The Biggest Failure in Investment Management: How Smart Beta Can Make It Better or Worse

Key Points

  • The negative gap between investor returns and fund returns is the biggest failure in investment management. Alpha is only a sideshow.
  • If we extrapolate the investor returns gap to smart beta strategies, poor client timing will completely negate the potential for positive excess returns.
  • The client service model for smart beta strategies needs to be radically different from other types of strategies to produce better investor outcomes.


What is the mission of investment management? Our interpretation is simple: to maximize the long-term value of the assets we are retained to manage. How do we measure our effectiveness? More than 50 years ago, the Bank Administration Institute (BAI), striving to help pension clients appropriately compare their results and the results of their investment managers, conducted a study that concluded: “The time-weighted rate of return measures the results of investment decisions made by a fund manager. It is not affected by decisions about the timing and amounts of cash flows—decisions which the fund manager typically does not make” (Bain, 1996, p. 5). Twenty years later, a predecessor organization to CFA Institute developed standards for the calculation and presentation of investment performance results, known today as the Global Investment Performance Standards (GIPS®), which measure the time-weighted return of a manager or strategy.

Set on this necessary and valuable foundation, the main act in the investment industry has traditionally been the pursuit of alpha. Research and investment management professionals engaged in active management have sought strategies to generate excess returns, and in the case of passive managers to design the most efficient strategy to capture a given market exposure. In both cases, minimizing transaction costs wherever possible helps clients’ results more closely match the “paper portfolio.” We know how well a manager is doing by measuring the time-weighted return of a strategy against a suitable benchmark. The practice of performance measurement and the databases it’s built on have become a sizeable industry on their own. But the overwhelming focus on time-weighted alpha, which receives center-stage attention, is only a sideshow. As we’ll explain, the client performance experience can deviate, sometimes wildly to the downside, based on investors’ timing of cash flows into and out of their selected investment strategies, which leads to a return gap.

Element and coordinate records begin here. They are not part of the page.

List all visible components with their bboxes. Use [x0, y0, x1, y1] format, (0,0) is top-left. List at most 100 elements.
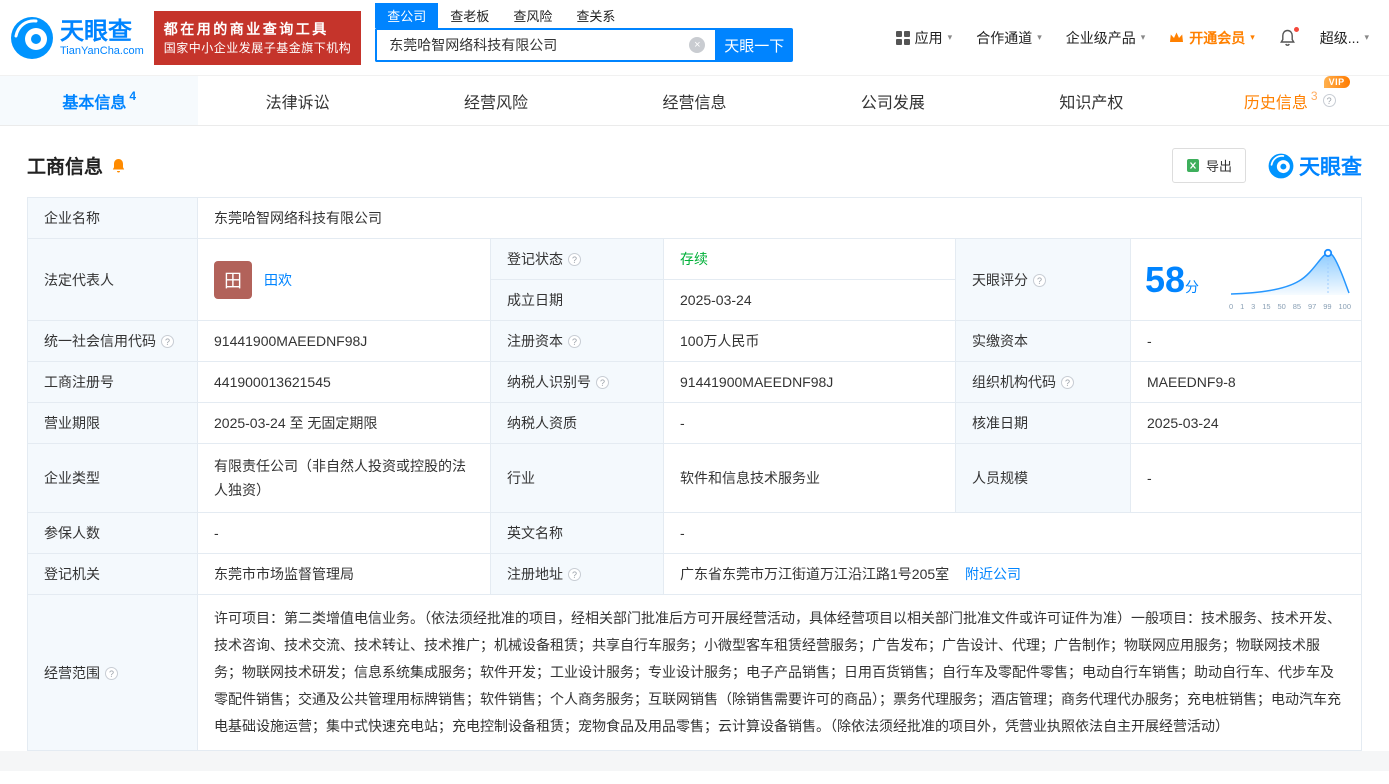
nav-item-open-vip[interactable]: 开通会员 ▾	[1169, 28, 1255, 48]
address-text: 广东省东莞市万江街道万江沿江路1号205室	[680, 566, 950, 582]
english-name-label: 英文名称	[490, 512, 664, 554]
tab-label: 经营风险	[464, 94, 529, 112]
clear-search-icon[interactable]: ×	[689, 37, 706, 53]
brand-title: 天眼查	[60, 17, 132, 45]
nav-item-super-vip[interactable]: 超级... ▾	[1320, 28, 1369, 48]
paid-capital-value: -	[1130, 320, 1362, 362]
help-icon[interactable]: ?	[1033, 273, 1046, 287]
reg-capital-value: 100万人民币	[663, 320, 956, 362]
table-row: 经营范围? 许可项目：第二类增值电信业务。（依法须经批准的项目，经相关部门批准后…	[27, 594, 1362, 751]
tab-operating-risk[interactable]: 经营风险	[397, 76, 595, 125]
help-icon[interactable]: ?	[568, 568, 581, 581]
taxpayer-qual-label: 纳税人资质	[490, 402, 664, 444]
tab-label: 知识产权	[1059, 94, 1124, 112]
reg-status-label: 登记状态?	[490, 238, 664, 280]
score-value: 58分 0 1 3 15 50 85 97 99 100	[1130, 238, 1362, 321]
legal-rep-label: 法定代表人	[27, 238, 198, 321]
search-tabs: 查公司 查老板 查风险 查关系	[375, 3, 793, 28]
company-name-label: 企业名称	[27, 197, 198, 239]
tab-lawsuits[interactable]: 法律诉讼	[198, 76, 396, 125]
credit-code-label: 统一社会信用代码?	[27, 320, 198, 362]
search-tab-company[interactable]: 查公司	[375, 3, 439, 28]
slogan-line1: 都在用的商业查询工具	[163, 20, 329, 37]
authority-label: 登记机关	[27, 553, 198, 595]
export-button[interactable]: 导出	[1171, 148, 1246, 183]
search-submit-button[interactable]: 天眼一下	[715, 28, 794, 62]
tab-basic-info[interactable]: 基本信息 4	[0, 76, 199, 125]
eye-logo-icon	[1268, 153, 1294, 178]
help-icon[interactable]: ?	[1322, 94, 1336, 107]
axis-tick: 100	[1338, 302, 1351, 311]
help-icon[interactable]: ?	[568, 335, 581, 348]
field-label: 统一社会信用代码	[44, 333, 156, 349]
search-tab-boss[interactable]: 查老板	[438, 3, 501, 28]
tab-label: 法律诉讼	[265, 94, 330, 112]
staff-size-label: 人员规模	[955, 443, 1131, 513]
help-icon[interactable]: ?	[105, 666, 118, 680]
org-code-value: MAEEDNF9-8	[1130, 361, 1362, 403]
tianyancha-logo[interactable]: 天眼查 TianYanCha.com	[10, 16, 144, 60]
nav-label: 企业级产品	[1065, 29, 1136, 46]
taxpayer-no-value: 91441900MAEEDNF98J	[663, 361, 956, 403]
reg-no-label: 工商注册号	[27, 361, 198, 403]
tab-intellectual-property[interactable]: 知识产权	[992, 76, 1190, 125]
chevron-down-icon: ▾	[1364, 32, 1369, 42]
tab-business-info[interactable]: 经营信息	[595, 76, 793, 125]
company-detail-tabs: 基本信息 4 法律诉讼 经营风险 经营信息 公司发展 知识产权 历史信息 3 V…	[0, 75, 1389, 126]
nearby-companies-link[interactable]: 附近公司	[965, 566, 1021, 582]
field-label: 天眼评分	[972, 271, 1028, 288]
nav-item-cooperation[interactable]: 合作通道 ▾	[976, 28, 1042, 48]
industry-value: 软件和信息技术服务业	[663, 443, 956, 513]
nav-item-apps[interactable]: 应用 ▾	[895, 28, 953, 48]
credit-code-value: 91441900MAEEDNF98J	[197, 320, 491, 362]
tab-history-info[interactable]: 历史信息 3 VIP ?	[1191, 75, 1389, 125]
score-label: 天眼评分?	[955, 238, 1131, 321]
paid-capital-label: 实缴资本	[955, 320, 1131, 362]
taxpayer-qual-value: -	[663, 402, 956, 444]
approval-date-value: 2025-03-24	[1130, 402, 1362, 444]
company-info-table: 企业名称 东莞哈智网络科技有限公司 法定代表人 田 田欢 登记状态? 存续 天眼…	[27, 197, 1362, 751]
table-row: 营业期限 2025-03-24 至 无固定期限 纳税人资质 - 核准日期 202…	[27, 402, 1362, 444]
status-text: 存续	[680, 251, 708, 267]
table-row: 参保人数 - 英文名称 -	[27, 512, 1362, 554]
help-icon[interactable]: ?	[161, 335, 174, 348]
table-row: 统一社会信用代码? 91441900MAEEDNF98J 注册资本? 100万人…	[27, 320, 1362, 362]
table-row: 企业名称 东莞哈智网络科技有限公司	[27, 197, 1362, 239]
search-tab-risk[interactable]: 查风险	[501, 3, 564, 28]
nav-item-enterprise-products[interactable]: 企业级产品 ▾	[1066, 28, 1146, 48]
chevron-down-icon: ▾	[947, 32, 953, 42]
score-curve-chart[interactable]: 0 1 3 15 50 85 97 99 100	[1229, 248, 1351, 311]
address-value: 广东省东莞市万江街道万江沿江路1号205室 附近公司	[663, 553, 1362, 595]
help-icon[interactable]: ?	[596, 376, 609, 389]
field-label: 注册资本	[507, 333, 563, 349]
grid-icon	[895, 30, 910, 45]
tab-company-development[interactable]: 公司发展	[794, 76, 992, 125]
topbar: 天眼查 TianYanCha.com 都在用的商业查询工具 国家中小企业发展子基…	[0, 0, 1389, 76]
tab-label: 基本信息	[62, 94, 127, 112]
legal-rep-name-link[interactable]: 田欢	[264, 270, 292, 290]
score-unit: 分	[1185, 278, 1200, 295]
vip-badge: VIP	[1323, 75, 1350, 88]
nav-label: 应用	[914, 29, 943, 46]
tab-label: 历史信息	[1243, 94, 1308, 112]
top-nav: 应用 ▾ 合作通道 ▾ 企业级产品 ▾ 开通会员 ▾ 超级... ▾	[895, 25, 1369, 48]
chevron-down-icon: ▾	[1250, 32, 1255, 42]
help-icon[interactable]: ?	[1061, 376, 1074, 389]
help-icon[interactable]: ?	[568, 253, 581, 266]
approval-date-label: 核准日期	[955, 402, 1131, 444]
axis-tick: 85	[1292, 302, 1302, 311]
insured-label: 参保人数	[27, 512, 198, 554]
company-search-input[interactable]	[375, 28, 716, 62]
subscribe-bell-icon[interactable]	[111, 158, 126, 174]
notification-bell-icon[interactable]	[1279, 25, 1300, 47]
reg-no-value: 441900013621545	[197, 361, 491, 403]
scope-text: 许可项目：第二类增值电信业务。（依法须经批准的项目，经相关部门批准后方可开展经营…	[214, 610, 1341, 734]
slogan-badge: 都在用的商业查询工具 国家中小企业发展子基金旗下机构	[153, 10, 362, 65]
org-code-label: 组织机构代码?	[955, 361, 1131, 403]
brand-text: 天眼查	[1299, 155, 1362, 179]
eye-logo-icon	[11, 16, 53, 59]
search-tab-relation[interactable]: 查关系	[564, 3, 627, 28]
taxpayer-no-label: 纳税人识别号?	[490, 361, 664, 403]
table-row: 法定代表人 田 田欢 登记状态? 存续 天眼评分? 58分 0 1 3 15 5…	[27, 238, 1362, 321]
legal-rep-avatar[interactable]: 田	[214, 260, 252, 299]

The investing and divesting decisions that drive this gap, as the BAI report noted, are not typically made by the fund manager, but by the investor. What does this mean in smart beta, which has so many backtested returns? As purveyors of smart beta indices, we are interested in helping produce better outcomes for smart beta investors and wholeheartedly believe a robust client-service effort can assist in closing this return gap. We’re convinced a client-service conversation that builds investor confidence in the selected style and helps the investor understand the ups and downs of a long investing journey will result in substantial progress toward closing the gap. To successfully implement this smart-beta client service approach requires, however, an altogether different mindset than the market has adopted until now. But we are confident its time has come.